Tuesday 5 July 2011

So the time has come when the barbarians have crossed the threshold and are now firmly seated within the chamber. As of yesterday the Greens' enlarged contingent - nine Senators in total from the country's third party - took their places in the Senate. Their first order of business, The Australian reminds us, will be carbon tax legislation. The national broadsheet said that the "emboldened" party made an "audacious bid" to secure for itself the position of Senate President.

Right-wing flack Gerard Henderson leapt from the gate with an opinion piece comparing the Greens' success with the performance of two other challengers to Australia's entrenched two-party system: the Democratic Labor Party and the Australian Democrats. Henderson works for The Sydney Institute, a right-of-cantre think tank, and is frequently to be seen growling menacingly on the ABC's Insiders program. He's an old hand at this sort of thing, but Bob Brown's claim that the Greens would supplant Labor in the future holds enough water to dampen Henderson's enthusiasm in this case. The fact is that the Right in Australia is struggling with the ascendancy of the Greens.

Labor is staying mum at the moment. A week ago, on the ABC's Q&A program, Labor's Anthony Albanese sat next to the Greens' Adam Bandt on the panel and the two were on their best behaviour. Albanese at one point carefully deflected a call to attack the ruling party's coalition partner. It was an interesting performance, and an instructive one.

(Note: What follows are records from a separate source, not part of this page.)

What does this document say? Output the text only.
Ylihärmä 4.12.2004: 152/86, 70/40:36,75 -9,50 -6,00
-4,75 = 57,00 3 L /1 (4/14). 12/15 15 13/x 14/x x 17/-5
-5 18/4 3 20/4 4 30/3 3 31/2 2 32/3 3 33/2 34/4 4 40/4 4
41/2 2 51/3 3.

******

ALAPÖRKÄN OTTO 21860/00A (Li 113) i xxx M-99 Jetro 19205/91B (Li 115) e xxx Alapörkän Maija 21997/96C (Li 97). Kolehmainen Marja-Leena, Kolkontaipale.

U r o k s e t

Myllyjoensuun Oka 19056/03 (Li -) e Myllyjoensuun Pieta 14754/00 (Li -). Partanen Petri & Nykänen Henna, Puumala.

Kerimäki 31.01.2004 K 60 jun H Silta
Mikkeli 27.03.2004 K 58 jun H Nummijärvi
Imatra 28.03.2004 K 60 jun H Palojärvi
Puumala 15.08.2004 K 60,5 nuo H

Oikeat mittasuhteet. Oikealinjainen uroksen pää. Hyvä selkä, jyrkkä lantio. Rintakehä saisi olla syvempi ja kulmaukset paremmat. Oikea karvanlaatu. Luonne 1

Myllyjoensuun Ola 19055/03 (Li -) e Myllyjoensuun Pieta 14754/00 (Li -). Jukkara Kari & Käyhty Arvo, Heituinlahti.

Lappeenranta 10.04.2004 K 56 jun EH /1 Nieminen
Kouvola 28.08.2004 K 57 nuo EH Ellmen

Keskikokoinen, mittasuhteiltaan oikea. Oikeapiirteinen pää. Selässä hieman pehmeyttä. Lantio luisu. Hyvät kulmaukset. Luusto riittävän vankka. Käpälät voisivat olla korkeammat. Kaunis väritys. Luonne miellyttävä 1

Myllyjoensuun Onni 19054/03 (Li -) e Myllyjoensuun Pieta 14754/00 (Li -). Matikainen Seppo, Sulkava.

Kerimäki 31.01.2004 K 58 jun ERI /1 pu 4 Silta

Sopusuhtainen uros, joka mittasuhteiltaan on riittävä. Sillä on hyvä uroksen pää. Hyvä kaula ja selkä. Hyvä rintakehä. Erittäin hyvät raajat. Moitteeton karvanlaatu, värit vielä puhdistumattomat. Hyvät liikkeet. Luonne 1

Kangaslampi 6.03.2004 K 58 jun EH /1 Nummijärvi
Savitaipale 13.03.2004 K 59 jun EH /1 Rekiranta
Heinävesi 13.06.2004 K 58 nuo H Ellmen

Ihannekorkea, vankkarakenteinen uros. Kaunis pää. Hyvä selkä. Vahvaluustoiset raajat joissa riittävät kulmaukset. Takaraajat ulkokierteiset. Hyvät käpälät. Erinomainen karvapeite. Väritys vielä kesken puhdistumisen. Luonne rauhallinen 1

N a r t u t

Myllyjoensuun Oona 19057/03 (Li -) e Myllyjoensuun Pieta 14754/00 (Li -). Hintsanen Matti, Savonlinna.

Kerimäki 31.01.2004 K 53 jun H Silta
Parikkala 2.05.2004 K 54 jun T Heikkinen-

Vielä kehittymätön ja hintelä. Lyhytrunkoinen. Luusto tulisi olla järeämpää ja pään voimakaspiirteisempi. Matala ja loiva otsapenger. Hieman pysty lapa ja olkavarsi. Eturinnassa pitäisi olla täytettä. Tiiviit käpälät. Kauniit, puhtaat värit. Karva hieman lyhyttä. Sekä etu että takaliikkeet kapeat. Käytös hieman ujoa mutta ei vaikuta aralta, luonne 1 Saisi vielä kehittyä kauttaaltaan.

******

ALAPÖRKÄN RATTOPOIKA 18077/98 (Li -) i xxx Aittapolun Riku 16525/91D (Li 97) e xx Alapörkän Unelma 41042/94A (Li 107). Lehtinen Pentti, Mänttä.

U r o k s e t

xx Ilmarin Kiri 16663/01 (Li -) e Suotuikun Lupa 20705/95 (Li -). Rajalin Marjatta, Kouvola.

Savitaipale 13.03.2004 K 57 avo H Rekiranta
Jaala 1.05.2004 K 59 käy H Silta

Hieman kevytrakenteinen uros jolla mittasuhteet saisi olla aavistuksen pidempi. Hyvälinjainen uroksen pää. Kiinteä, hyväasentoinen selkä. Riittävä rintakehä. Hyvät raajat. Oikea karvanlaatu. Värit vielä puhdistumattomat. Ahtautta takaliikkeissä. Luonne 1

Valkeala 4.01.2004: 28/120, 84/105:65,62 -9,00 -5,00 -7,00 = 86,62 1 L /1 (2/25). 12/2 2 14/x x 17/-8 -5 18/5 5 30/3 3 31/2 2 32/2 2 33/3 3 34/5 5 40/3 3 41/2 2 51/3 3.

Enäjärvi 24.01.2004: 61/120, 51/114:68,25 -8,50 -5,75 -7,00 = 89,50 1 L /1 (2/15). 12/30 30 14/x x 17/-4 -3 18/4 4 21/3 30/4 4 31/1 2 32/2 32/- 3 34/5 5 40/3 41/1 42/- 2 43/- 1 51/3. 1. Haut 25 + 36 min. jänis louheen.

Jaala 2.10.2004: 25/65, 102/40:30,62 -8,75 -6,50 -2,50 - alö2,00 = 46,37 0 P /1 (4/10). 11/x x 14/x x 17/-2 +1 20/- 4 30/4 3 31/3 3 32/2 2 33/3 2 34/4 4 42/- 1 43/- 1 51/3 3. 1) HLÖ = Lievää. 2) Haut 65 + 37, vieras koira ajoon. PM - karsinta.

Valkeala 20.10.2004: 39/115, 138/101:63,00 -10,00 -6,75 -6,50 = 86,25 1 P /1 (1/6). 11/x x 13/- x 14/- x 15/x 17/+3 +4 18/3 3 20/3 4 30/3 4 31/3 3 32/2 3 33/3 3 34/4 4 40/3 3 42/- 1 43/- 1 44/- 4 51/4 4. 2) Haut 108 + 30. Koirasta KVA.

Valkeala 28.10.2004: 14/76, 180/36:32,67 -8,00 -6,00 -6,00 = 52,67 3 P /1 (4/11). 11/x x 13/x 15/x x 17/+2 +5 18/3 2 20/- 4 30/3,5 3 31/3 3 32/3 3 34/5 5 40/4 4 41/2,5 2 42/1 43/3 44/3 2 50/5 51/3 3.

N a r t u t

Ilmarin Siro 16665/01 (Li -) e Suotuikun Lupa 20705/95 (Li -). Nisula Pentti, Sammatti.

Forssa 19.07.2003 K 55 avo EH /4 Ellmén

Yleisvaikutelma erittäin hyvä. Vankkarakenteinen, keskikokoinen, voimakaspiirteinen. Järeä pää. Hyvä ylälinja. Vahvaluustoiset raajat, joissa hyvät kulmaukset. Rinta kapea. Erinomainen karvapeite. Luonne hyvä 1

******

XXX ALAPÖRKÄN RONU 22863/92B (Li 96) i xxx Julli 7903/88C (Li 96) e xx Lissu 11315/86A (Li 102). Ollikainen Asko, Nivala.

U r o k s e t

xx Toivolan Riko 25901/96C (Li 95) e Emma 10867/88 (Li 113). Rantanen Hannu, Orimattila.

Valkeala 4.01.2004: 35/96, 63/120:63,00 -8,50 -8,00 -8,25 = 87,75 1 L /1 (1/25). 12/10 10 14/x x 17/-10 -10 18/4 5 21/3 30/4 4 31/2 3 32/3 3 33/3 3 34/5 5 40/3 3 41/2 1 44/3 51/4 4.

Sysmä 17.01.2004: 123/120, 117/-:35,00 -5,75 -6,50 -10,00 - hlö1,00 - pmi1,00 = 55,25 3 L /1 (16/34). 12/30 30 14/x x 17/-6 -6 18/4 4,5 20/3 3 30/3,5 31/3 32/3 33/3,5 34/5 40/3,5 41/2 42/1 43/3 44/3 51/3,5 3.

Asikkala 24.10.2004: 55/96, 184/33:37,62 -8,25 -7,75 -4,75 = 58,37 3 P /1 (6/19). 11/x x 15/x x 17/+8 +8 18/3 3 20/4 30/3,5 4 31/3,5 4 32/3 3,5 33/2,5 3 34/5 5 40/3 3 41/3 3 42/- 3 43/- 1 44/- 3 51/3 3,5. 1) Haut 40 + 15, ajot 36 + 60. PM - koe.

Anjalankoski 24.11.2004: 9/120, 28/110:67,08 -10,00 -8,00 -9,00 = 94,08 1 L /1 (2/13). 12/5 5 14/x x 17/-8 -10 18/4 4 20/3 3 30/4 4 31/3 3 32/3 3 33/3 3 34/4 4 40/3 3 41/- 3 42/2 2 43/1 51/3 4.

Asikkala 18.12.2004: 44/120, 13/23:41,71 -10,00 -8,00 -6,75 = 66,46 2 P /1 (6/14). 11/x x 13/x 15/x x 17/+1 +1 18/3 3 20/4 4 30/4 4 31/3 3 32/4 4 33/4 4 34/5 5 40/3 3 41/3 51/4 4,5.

But then here comes Henderson accusing the Greens of "hubris" - raising the sickle at the stand of tall poppies that have miraculously sprouted in the fecund field of Australian politics post-Rudd - and threatening the emerging party with doom. The DLP and the Democrats faded fast, he reminds us. The Greens need no reminding but you can hardly blame leader Bob Brown for crowing a little. Following Rudd's disastrous backdown on the issue of carbon pricing, the result in last year's federal election must have felt good to the 66-year-old environmental veteran. It's been a long road. Finally there appears to be the promise of movement on the climate front and, since Senators hold office for six years, little chance of the Coalition repealing any carbon price legislation once it has been passed by Parliament.